Opinions shift as longer working lives favoured
By Norma Cohen
Published: May 26 2009
A majority of Britons now favour longer working lives if it means a more generous pension in retirement, a significant shift of opinion in the few years since the subject was raised by the Pensions Commission report in 2005.
A Financial Times/Harris survey of 1,126 adults in Britain conducted in early May, found that 60 per cent of respondents would support working beyond the current state pension age in order to receive a bigger pension.
Moreover, the survey found, only 13 per cent of respondents described themselves as "strongly opposed" to such a policy, suggesting that the nation may finally be ready to debate one of its long-cherished pillars of the social safety net: retirement at age 65.
If so, it would be good news for a government whose official estimate of the amount it needs to borrow this year is £175bn and whose credit rating received a negative outlook from Standard & Poor's, a warning sign that Britain's triple A rating may be under threat.
The National Institute for Economic and Social Research recently estimated that adding five years to working lives by raising state social security ages could help the UK return to a level of debt below the "golden Rule" of 40 per cent of gross domestic product by 2023.

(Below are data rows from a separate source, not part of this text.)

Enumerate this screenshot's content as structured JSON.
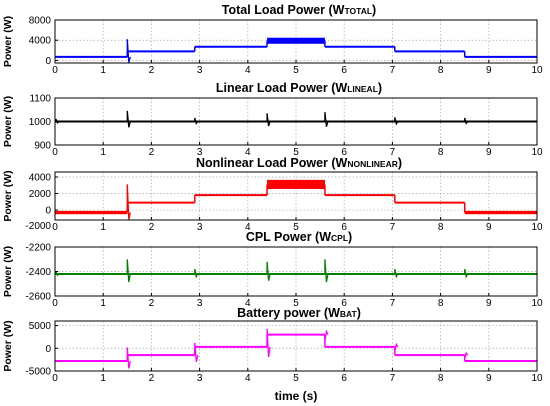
{
  "chart_data": [
    {
      "type": "line",
      "title": "Total Load Power (W",
      "title_sub": "TOTAL",
      "title_end": ")",
      "ylabel": "Power (W)",
      "color": "#0000ff",
      "ylim": [
        -500,
        8000
      ],
      "yticks": [
        0,
        4000,
        8000
      ],
      "xlim": [
        0,
        10
      ],
      "xticks": [
        0,
        1,
        2,
        3,
        4,
        5,
        6,
        7,
        8,
        9,
        10
      ],
      "segments": [
        {
          "x": [
            0,
            1.5
          ],
          "y": 700
        },
        {
          "x": [
            1.5,
            2.9
          ],
          "y": 1800
        },
        {
          "x": [
            2.9,
            4.4
          ],
          "y": 2700
        },
        {
          "x": [
            4.4,
            5.6
          ],
          "y": 3900,
          "ripple": 1200
        },
        {
          "x": [
            5.6,
            7.05
          ],
          "y": 2700
        },
        {
          "x": [
            7.05,
            8.5
          ],
          "y": 1800
        },
        {
          "x": [
            8.5,
            10
          ],
          "y": 700
        }
      ],
      "spikes": [
        {
          "x": 1.5,
          "peak": 4200
        }
      ]
    },
    {
      "type": "line",
      "title": "Linear Load Power (W",
      "title_sub": "LINEAL",
      "title_end": ")",
      "ylabel": "Power (W)",
      "color": "#000000",
      "ylim": [
        900,
        1100
      ],
      "yticks": [
        900,
        1000,
        1100
      ],
      "xlim": [
        0,
        10
      ],
      "xticks": [
        0,
        1,
        2,
        3,
        4,
        5,
        6,
        7,
        8,
        9,
        10
      ],
      "segments": [
        {
          "x": [
            0,
            10
          ],
          "y": 1000
        }
      ],
      "spikes": [
        {
          "x": 0.02,
          "peak": 1010
        },
        {
          "x": 1.5,
          "peak": 1045
        },
        {
          "x": 2.9,
          "peak": 1015
        },
        {
          "x": 4.4,
          "peak": 1035
        },
        {
          "x": 5.6,
          "peak": 1040
        },
        {
          "x": 7.05,
          "peak": 1018
        },
        {
          "x": 8.5,
          "peak": 1015
        }
      ]
    },
    {
      "type": "line",
      "title": "Nonlinear Load Power (W",
      "title_sub": "NONLINEAR",
      "title_end": ")",
      "ylabel": "Power (W)",
      "color": "#ff0000",
      "ylim": [
        -1200,
        4600
      ],
      "yticks": [
        -2000,
        0,
        2000,
        4000
      ],
      "xlim": [
        0,
        10
      ],
      "xticks": [
        0,
        1,
        2,
        3,
        4,
        5,
        6,
        7,
        8,
        9,
        10
      ],
      "segments": [
        {
          "x": [
            0,
            1.5
          ],
          "y": -300,
          "ripple": 400
        },
        {
          "x": [
            1.5,
            2.9
          ],
          "y": 900
        },
        {
          "x": [
            2.9,
            4.4
          ],
          "y": 1800
        },
        {
          "x": [
            4.4,
            5.6
          ],
          "y": 3100,
          "ripple": 1100
        },
        {
          "x": [
            5.6,
            7.05
          ],
          "y": 1800
        },
        {
          "x": [
            7.05,
            8.5
          ],
          "y": 900
        },
        {
          "x": [
            8.5,
            10
          ],
          "y": -300,
          "ripple": 400
        }
      ],
      "spikes": [
        {
          "x": 1.5,
          "peak": 3100
        }
      ]
    },
    {
      "type": "line",
      "title": "CPL Power (W",
      "title_sub": "CPL",
      "title_end": ")",
      "ylabel": "Power (W)",
      "color": "#008000",
      "ylim": [
        -2600,
        -2200
      ],
      "yticks": [
        -2600,
        -2400,
        -2200
      ],
      "xlim": [
        0,
        10
      ],
      "xticks": [
        0,
        1,
        2,
        3,
        4,
        5,
        6,
        7,
        8,
        9,
        10
      ],
      "segments": [
        {
          "x": [
            0,
            10
          ],
          "y": -2420
        }
      ],
      "spikes": [
        {
          "x": 0.02,
          "peak": -2400
        },
        {
          "x": 1.5,
          "peak": -2300
        },
        {
          "x": 2.9,
          "peak": -2380
        },
        {
          "x": 4.4,
          "peak": -2320
        },
        {
          "x": 5.6,
          "peak": -2300
        },
        {
          "x": 7.05,
          "peak": -2380
        },
        {
          "x": 8.5,
          "peak": -2380
        }
      ]
    },
    {
      "type": "line",
      "title": "Battery power (W",
      "title_sub": "BAT",
      "title_end": ")",
      "ylabel": "Power (W)",
      "color": "#ff00ff",
      "ylim": [
        -5000,
        6000
      ],
      "yticks": [
        -5000,
        0,
        5000
      ],
      "xlim": [
        0,
        10
      ],
      "xticks": [
        0,
        1,
        2,
        3,
        4,
        5,
        6,
        7,
        8,
        9,
        10
      ],
      "xlabel": "time (s)",
      "segments": [
        {
          "x": [
            0,
            1.5
          ],
          "y": -2800
        },
        {
          "x": [
            1.5,
            2.9
          ],
          "y": -1500
        },
        {
          "x": [
            2.9,
            4.4
          ],
          "y": 300
        },
        {
          "x": [
            4.4,
            5.6
          ],
          "y": 3000
        },
        {
          "x": [
            5.6,
            7.05
          ],
          "y": 300
        },
        {
          "x": [
            7.05,
            8.5
          ],
          "y": -1500
        },
        {
          "x": [
            8.5,
            10
          ],
          "y": -2800
        }
      ],
      "spikes": [
        {
          "x": 1.5,
          "peak": 200
        },
        {
          "x": 2.9,
          "peak": 1200
        },
        {
          "x": 4.4,
          "peak": 4300
        },
        {
          "x": 5.6,
          "peak": 1700
        },
        {
          "x": 7.05,
          "peak": -700
        },
        {
          "x": 8.5,
          "peak": -2300
        }
      ]
    }
  ]
}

However, retirement ex-perts say there is much more at stake than simply restoring the nation's finances to a sound footing. Ros Altmann, a specialist in pensions economics, said Britain needed a rethink that goes well beyond the state pension.
"Pensions alone cannot solve the pensions crisis," she said. "We need to rethink retirement".
For one thing, Britain's demographics point towards the path of economic decline unless older people can be kept in the workforce because the country is not producing enough young workers to keep the nation economically productive.
Ms Altman said part of the problem was that the concept of retirement was viewed far too rigidly, with the expectation people go from full employment on a Friday and zero employment by the following Monday.
Reforms were badly needed, she said, to make it easier for older workers to slip into part-time from full-- time employment and to re-train. The best model, she said, was the flexible rules that now made it possible for mothers of young children to stay out of employment temporarily but still be reassured they could return.
"Age policy and retirement policy are stuck in the 1940s," she said.